According to Grant Thornton, an audit, tax and advisory firm, a bill pending before the New Jersey legislature would direct the state treasurer to study the long-term fiscal impact of New York’s taxation of New Jersey residents on the Garden State. The treasurer will also consider joining the New Hampshire-Massachusetts suit on the side of New Hampshire.
Connecticut and other northeastern states, including Rhode Island and Vermont, may also join the litigation to defend their residents who worked in Massachusetts and now work remotely, Grant Thornton said in an article.
Businesses with remote workers are anxiously awaiting the court decision on New Hampshire’s tax challenge.
“Companies are taking a very close look at the remote-worker issue in a way that they didn’t before,” said Cathy Schultz, vice president for tax policy at the National Foreign Trade Council, a Washington, D.C.-based trade group that advocates on international business issues such as trade and tax policy. This will be important, she said, because “quite honestly, moving forward, there are a lot of workers that are not going back [to the office] full time.”
Widespread tax confusion
Since tax laws vary so widely, Zelinsky recommends that businesses consult with tax attorneys or other experts in the states where they have mobile employees in order to make sure they are in compliance.
In some states, merely having an employee physically located in the state could provide what is known as nexus, making the business subject to corporate income tax.
According to Eileen Sherr, director for tax policy and advocacy for the Association of International Certified Public Accountants (AICPA), when the Covid-19 crisis started, 15 states that have the nexus rule said they would temporarily suspend it because of the pandemic.
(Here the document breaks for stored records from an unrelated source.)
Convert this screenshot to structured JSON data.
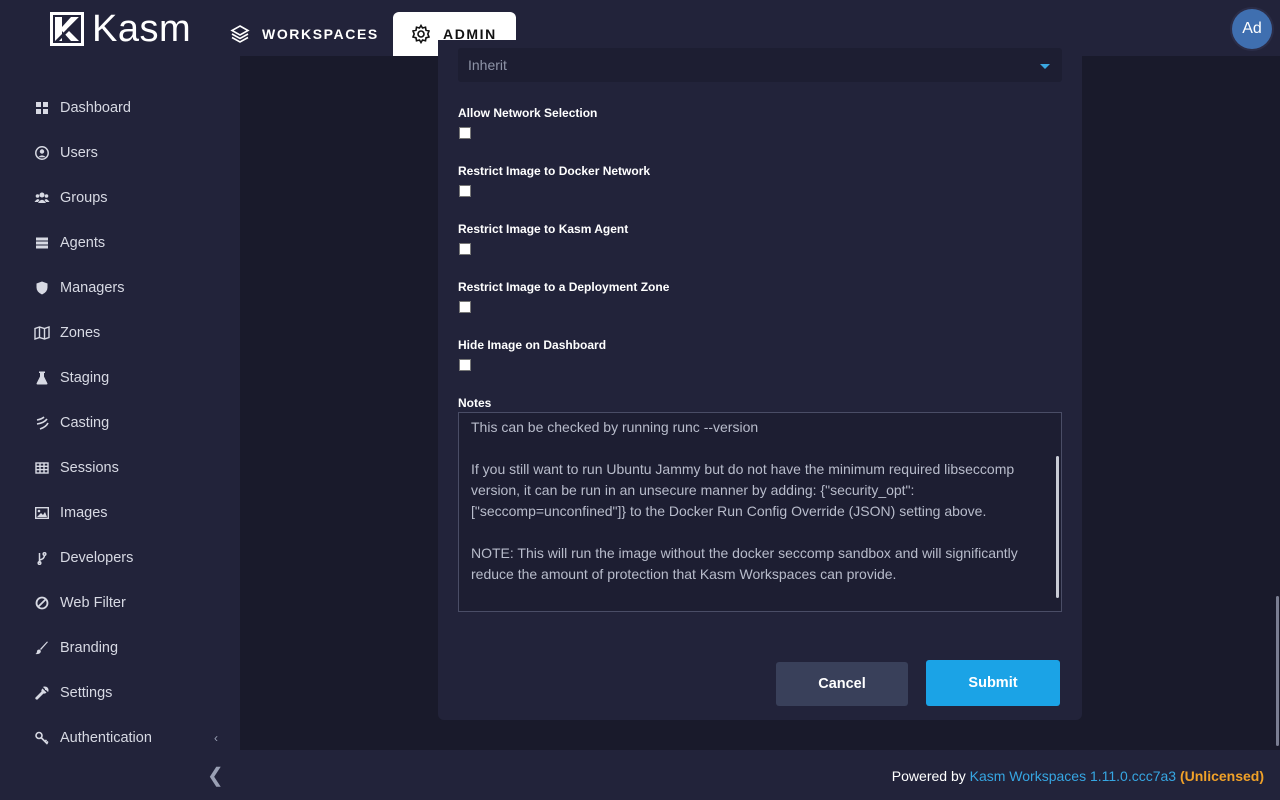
{
  "app": {
    "brand": "Kasm",
    "avatar_initials": "Ad"
  },
  "nav": {
    "workspaces": "WORKSPACES",
    "admin": "ADMIN"
  },
  "sidebar": {
    "items": [
      {
        "label": "Dashboard",
        "icon": "dashboard-icon"
      },
      {
        "label": "Users",
        "icon": "user-circle-icon"
      },
      {
        "label": "Groups",
        "icon": "groups-icon"
      },
      {
        "label": "Agents",
        "icon": "server-icon"
      },
      {
        "label": "Managers",
        "icon": "shield-icon"
      },
      {
        "label": "Zones",
        "icon": "map-icon"
      },
      {
        "label": "Staging",
        "icon": "flask-icon"
      },
      {
        "label": "Casting",
        "icon": "cast-icon"
      },
      {
        "label": "Sessions",
        "icon": "table-icon"
      },
      {
        "label": "Images",
        "icon": "image-icon"
      },
      {
        "label": "Developers",
        "icon": "branch-icon"
      },
      {
        "label": "Web Filter",
        "icon": "ban-icon"
      },
      {
        "label": "Branding",
        "icon": "brush-icon"
      },
      {
        "label": "Settings",
        "icon": "wrench-icon"
      },
      {
        "label": "Authentication",
        "icon": "key-icon"
      }
    ]
  },
  "form": {
    "select_value": "Inherit",
    "fields": [
      {
        "label": "Allow Network Selection",
        "checked": false
      },
      {
        "label": "Restrict Image to Docker Network",
        "checked": false
      },
      {
        "label": "Restrict Image to Kasm Agent",
        "checked": false
      },
      {
        "label": "Restrict Image to a Deployment Zone",
        "checked": false
      },
      {
        "label": "Hide Image on Dashboard",
        "checked": false
      }
    ],
    "notes_label": "Notes",
    "notes_value": "This can be checked by running runc --version\n\nIf you still want to run Ubuntu Jammy but do not have the minimum required libseccomp version, it can be run in an unsecure manner by adding: {\"security_opt\": [\"seccomp=unconfined\"]} to the Docker Run Config Override (JSON) setting above.\n\nNOTE: This will run the image without the docker seccomp sandbox and will significantly reduce the amount of protection that Kasm Workspaces can provide.",
    "cancel_label": "Cancel",
    "submit_label": "Submit"
  },
  "footer": {
    "prefix": "Powered by ",
    "product": "Kasm Workspaces 1.11.0.ccc7a3",
    "license": "(Unlicensed)"
  },
  "colors": {
    "accent": "#1ba3e6",
    "warning": "#f0a128",
    "background": "#191a2b",
    "panel": "#22233a"
  }
}
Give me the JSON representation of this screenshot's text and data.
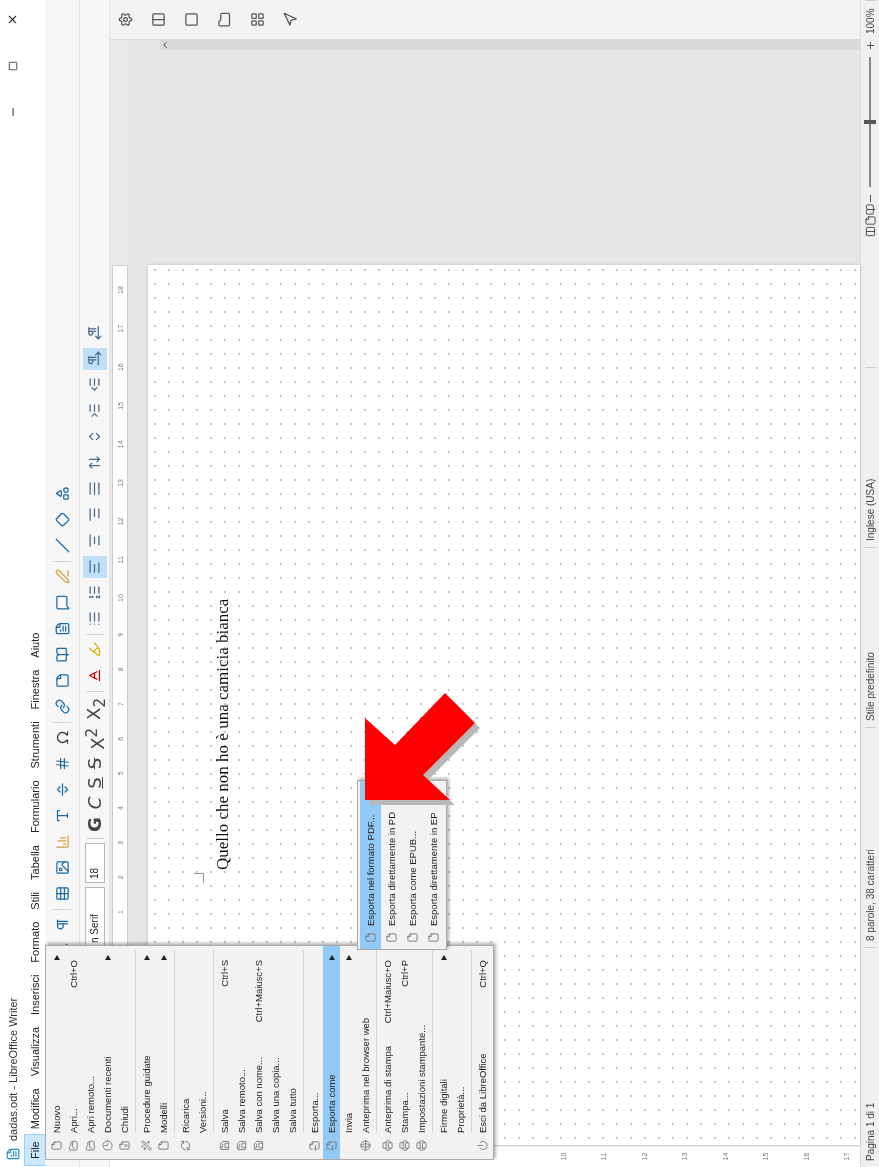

Workers appear to be in the dark as well about their potential tax obligations.
A Harris Poll in October 2020 on behalf of AICPA showed that 55 percent of those who have worked remotely during the pandemic were not aware that a failure to change their state tax withholding to reflect their remote work situation may result in tax consequences.
“Working remotely can have tax implications that vary from state to state,” Sherr said in the survey report. “The sudden and unplanned increase of many employees working remotely due to the pandemic has left many of them unaware of their current state tax liabilities and any additional steps they need to take now and at tax filing time.”